Episode seven apparently marked the end of the second arc--and left me confused. Why did Subaru get so emotional about a person who had tried (successfully) to kill him? Why did he do the desperate thing which he did at the end? What is it supposed to accomplish? I feel that for once colorful characters are largely going to waste because I cannot make complete sense of the plot, just the basics of it. What in general, is being achieved by these various time loop situations that Subaru goes through? Are we getting any closer to an explanation of what the F is going on? I hope the next episode explains something.

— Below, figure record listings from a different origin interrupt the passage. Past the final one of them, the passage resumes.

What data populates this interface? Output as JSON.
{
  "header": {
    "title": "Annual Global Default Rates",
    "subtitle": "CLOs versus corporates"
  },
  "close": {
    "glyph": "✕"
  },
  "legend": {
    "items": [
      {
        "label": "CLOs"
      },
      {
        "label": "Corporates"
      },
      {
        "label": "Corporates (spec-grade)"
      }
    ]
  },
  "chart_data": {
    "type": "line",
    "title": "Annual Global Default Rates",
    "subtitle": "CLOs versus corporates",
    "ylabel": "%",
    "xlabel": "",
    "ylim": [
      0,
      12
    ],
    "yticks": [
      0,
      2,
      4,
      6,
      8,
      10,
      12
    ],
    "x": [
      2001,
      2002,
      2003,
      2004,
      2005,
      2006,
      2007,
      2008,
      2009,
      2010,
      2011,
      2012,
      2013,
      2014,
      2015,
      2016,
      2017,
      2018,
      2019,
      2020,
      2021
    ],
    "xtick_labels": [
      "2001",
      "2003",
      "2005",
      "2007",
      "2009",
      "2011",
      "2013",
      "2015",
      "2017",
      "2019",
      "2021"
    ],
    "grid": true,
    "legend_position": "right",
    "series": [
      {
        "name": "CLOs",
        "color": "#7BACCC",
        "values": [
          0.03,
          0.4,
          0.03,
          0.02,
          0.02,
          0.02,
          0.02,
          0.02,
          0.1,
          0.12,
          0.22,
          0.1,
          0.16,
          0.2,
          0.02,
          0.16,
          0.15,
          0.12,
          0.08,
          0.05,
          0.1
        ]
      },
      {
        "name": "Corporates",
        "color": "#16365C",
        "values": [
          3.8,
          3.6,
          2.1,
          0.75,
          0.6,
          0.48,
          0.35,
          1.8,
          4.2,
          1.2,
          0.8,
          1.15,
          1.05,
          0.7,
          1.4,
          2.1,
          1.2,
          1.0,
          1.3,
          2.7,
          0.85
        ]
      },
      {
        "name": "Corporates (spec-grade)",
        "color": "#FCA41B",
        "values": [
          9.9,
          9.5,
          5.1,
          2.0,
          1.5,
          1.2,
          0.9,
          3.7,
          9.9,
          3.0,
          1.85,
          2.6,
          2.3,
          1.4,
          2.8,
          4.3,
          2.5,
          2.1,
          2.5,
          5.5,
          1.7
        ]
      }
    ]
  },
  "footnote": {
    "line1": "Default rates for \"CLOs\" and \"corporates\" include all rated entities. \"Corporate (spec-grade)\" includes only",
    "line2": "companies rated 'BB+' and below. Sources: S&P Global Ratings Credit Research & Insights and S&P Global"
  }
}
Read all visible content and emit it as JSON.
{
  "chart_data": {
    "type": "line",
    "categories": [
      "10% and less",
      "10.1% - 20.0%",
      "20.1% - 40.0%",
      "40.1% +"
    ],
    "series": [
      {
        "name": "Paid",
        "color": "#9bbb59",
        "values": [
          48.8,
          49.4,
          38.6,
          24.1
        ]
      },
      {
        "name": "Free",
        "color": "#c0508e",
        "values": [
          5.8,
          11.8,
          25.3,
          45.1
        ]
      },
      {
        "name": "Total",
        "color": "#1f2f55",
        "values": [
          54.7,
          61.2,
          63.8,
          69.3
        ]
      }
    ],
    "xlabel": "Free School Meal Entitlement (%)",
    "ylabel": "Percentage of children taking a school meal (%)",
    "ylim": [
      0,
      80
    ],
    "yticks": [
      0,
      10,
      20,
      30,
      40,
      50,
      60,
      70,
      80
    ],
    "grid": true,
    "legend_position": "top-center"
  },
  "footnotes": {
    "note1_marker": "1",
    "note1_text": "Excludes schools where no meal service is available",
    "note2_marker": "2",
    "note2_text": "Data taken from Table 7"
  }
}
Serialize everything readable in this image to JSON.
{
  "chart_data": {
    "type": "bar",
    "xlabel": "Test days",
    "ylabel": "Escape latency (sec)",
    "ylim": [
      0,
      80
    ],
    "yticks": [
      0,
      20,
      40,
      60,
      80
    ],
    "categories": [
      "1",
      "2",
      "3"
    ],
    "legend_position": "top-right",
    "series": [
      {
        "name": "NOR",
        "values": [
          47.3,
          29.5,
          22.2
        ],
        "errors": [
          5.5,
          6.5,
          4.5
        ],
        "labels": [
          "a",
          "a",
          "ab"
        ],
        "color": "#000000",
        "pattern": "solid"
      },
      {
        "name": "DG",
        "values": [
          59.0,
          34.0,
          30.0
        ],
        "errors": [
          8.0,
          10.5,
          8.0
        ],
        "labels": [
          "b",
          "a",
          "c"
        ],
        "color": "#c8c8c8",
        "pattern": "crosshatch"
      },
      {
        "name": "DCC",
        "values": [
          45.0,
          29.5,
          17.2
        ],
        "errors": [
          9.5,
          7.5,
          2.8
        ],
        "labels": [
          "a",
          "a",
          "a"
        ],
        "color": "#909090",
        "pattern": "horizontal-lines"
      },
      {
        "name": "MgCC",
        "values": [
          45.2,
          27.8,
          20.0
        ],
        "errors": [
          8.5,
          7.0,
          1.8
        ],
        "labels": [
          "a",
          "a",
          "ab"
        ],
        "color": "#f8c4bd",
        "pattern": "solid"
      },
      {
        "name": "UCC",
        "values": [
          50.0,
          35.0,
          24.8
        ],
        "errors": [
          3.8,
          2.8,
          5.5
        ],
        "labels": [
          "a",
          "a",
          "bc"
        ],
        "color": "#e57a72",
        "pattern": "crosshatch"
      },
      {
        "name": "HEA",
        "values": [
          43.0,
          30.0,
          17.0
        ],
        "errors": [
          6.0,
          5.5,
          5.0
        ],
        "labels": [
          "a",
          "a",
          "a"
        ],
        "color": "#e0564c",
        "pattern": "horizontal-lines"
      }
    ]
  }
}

The next episode makes it clear than this arc isn't over after all (which makes me wonder what the point of the first arc, which lasted only three episodes or so, was). The trend seems to be that no explanation of this time looping business will be presented to us any time soon, instead Subaru repeatedly finds himself in confusing situations, which he gets very emotional about even though I cannot make much sense of them. Why are they important? I guess Subaru wants to break out of this cycle of getting killed every day or two, but you would think that if this is so, it would be a lot easier to make clear than this show has done so far. Perhaps what's confusing is that he seems more interested in helping other people than in saving his own life, which, while admirable, doesn't make a whole lot of sense. I notice that I have almost forgotten that this all started out with a present-day Japanese video gamer; Subaru seldom muses about what the relationship between his original world and this one might be, and if he will ever return home. I wish he would do that a little, because I wonder what's going on--and who wouldn't? The story changes enough between loops to remain semi-interesting, and the sarcastic sorceress Beatrice is an especially fun character, but ultimately this show couldn't answer the question that was raised way back at the beginning: where is the story as a whole going? The plot has become tiresome and the confusion is frustrating. When I learned that this would be a two-season series my patience ran out and in the end I decided to drop it.

Last updated Wednesday, August 17 2016. Created Saturday, April 09 2016.